– Ты куда? – вдруг запищал младший братик Рудик.
– На сеновал, спи! – цыкнула на него Алиса.
– А зачем? – не унимался Рудик.
– Спи, тебе говорят! – пригрозила ему Алиса.
А Рудик давай голосить:
– Бабушка Гизела! Бабушка Гизела!
Алиса показала ему кулак, но поздно. На верхотуре, втором этаже, скрипнули половицы, послышалась размеренная немецкая речь, и через минуту нижний этаж дома откликнулся на тяжёлую старческую поступь.
– Alles istin ordnung, бабушка Гизела, – поспешила заверить её Алиса.
Бабушка Гизела была мамина мама. Она не отличалась таким крутым нравом, как Берта Тимофеевна, папина мама, но что касается вопросов нравственности – являла собой саму вселенскую строгость.
Бабушка Гизела кивком приказала Алисе следовать за ней. И Алиса беспрекословно повиновалась.
Они поднялись наверх, в бабушкину комнату с таким низким потолком, что нормально во весь рост и не встанешь. На никелированной кровати, покрытой мудрёным лоскутным одеялом лежала подушка – бесценное Гизеловское сокровище. «Чистое золото!» – с гордостью говорила про подушку бабушка Гизела. Под золотом подразумевался лебяжий пух, скрытый под толстыми непробиваемыми наволочками.
Когда-то подушка являлась частью огромной пуховой перины. «Моё приданое!» – хвасталась бабушка. Но поредели гизеловские волосики, и вместе с ними поредело гизеловское приданое, ссохшееся до размеров жиденького квадрата.
Рядом с кроватью стоял сундук, очень смахивающий в темноте на гробик.
Бабушка чиркнула спичку и зажгла керосиновую лампу. Алиса поморщилась: «Зачем вообще нужно электричество, если на нём нужно постоянно экономить?» А керосин смердит. Ну, и запашок!
– Щас! – сказала бабушка и открыла крышку «гробика».

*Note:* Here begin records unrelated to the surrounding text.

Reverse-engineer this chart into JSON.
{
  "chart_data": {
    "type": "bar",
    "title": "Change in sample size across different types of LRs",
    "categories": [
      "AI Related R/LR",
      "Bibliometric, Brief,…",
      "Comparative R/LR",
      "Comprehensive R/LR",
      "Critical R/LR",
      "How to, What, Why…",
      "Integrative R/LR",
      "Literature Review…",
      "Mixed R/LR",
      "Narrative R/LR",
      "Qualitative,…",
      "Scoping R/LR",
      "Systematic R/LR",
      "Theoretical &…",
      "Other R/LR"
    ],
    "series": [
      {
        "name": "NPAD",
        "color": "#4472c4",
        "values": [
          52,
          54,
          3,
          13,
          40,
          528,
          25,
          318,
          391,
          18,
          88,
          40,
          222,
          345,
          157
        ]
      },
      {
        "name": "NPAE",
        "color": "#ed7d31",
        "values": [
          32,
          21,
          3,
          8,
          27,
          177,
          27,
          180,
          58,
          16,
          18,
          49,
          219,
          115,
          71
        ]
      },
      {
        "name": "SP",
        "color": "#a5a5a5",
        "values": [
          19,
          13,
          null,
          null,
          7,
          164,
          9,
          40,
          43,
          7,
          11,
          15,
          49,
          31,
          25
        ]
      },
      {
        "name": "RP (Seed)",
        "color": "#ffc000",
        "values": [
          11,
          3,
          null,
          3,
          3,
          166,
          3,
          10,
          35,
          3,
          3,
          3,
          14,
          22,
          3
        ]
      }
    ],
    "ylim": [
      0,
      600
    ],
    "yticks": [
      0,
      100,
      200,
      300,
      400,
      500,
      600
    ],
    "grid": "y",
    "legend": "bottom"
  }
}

Никогда, никогда Алису не интересовала требуха, спрятанная в сундуке, о которой, конечно, все члены семьи были прекрасно осведомлены. Бабушка Гизела отличалась редкой старомодностью, над которой хотелось бы улыбнуться, даже посмеяться, да нельзя. Стоит только немного коснуться бабушкиного детства, полного лишений, бабушкиной голодной юности, и сразу всё становилось понятным. Разве забудешь, как их, русских немцев, везли на Урал? Как арестантов, чуть ли не как предателей. Они даже из вещей толком ничего взять не успели, лишь самое необходимое. И пока ехали, голодали, голодали, голодали. Вот вам и депортация! А когда приехали на новое место? Ни кола ни двора. У всех дистрофия. Лекарств нет. Денег нет. Как выжили? Чудо. Но люди помогали! Кто чем. Бывало, от своих детей отрывали, а им приносили. Свёклу, капусту. Аж по кочану через день! И картошку гнилую разрешали собирать на колхозном поле. Лепёшки из такой картошки получались резиновыми, чуть тошнотворными. Но тогда лепёшки казались слаще мёда! Отца Гизелы как изменника родины арестовали, как и многих тогда, по сфабрикованному делу в тридцать восьмом, из тюрьмы он уже не вышел. У матери на руках осталось четверо, Гизела младшая. На Урал приехали, жили в съёмной комнатке в бараке. Потом разрешили в заброшенную баньку перебраться. Старший Гизелин брат проявил свои плотницкие таланты. И полати сколотил, и пристрой сделал. А потом даже печку переложил. Зажили! В тесноте, да не в обиде. Хоть за жильё платить не надо. Потихоньку хозяйством стали обзаводиться. Скотинка появилась: коза, кабанчик. Налог обязательный всегда платили: молоко сдавали по несколько литров, шерсть (не сдашь – посадят), вот какое время было, лютее лютых! А они, несчастные русские немцы, выстояли! Трудом, терпением и знаменитой немецкой аккуратностью взяли.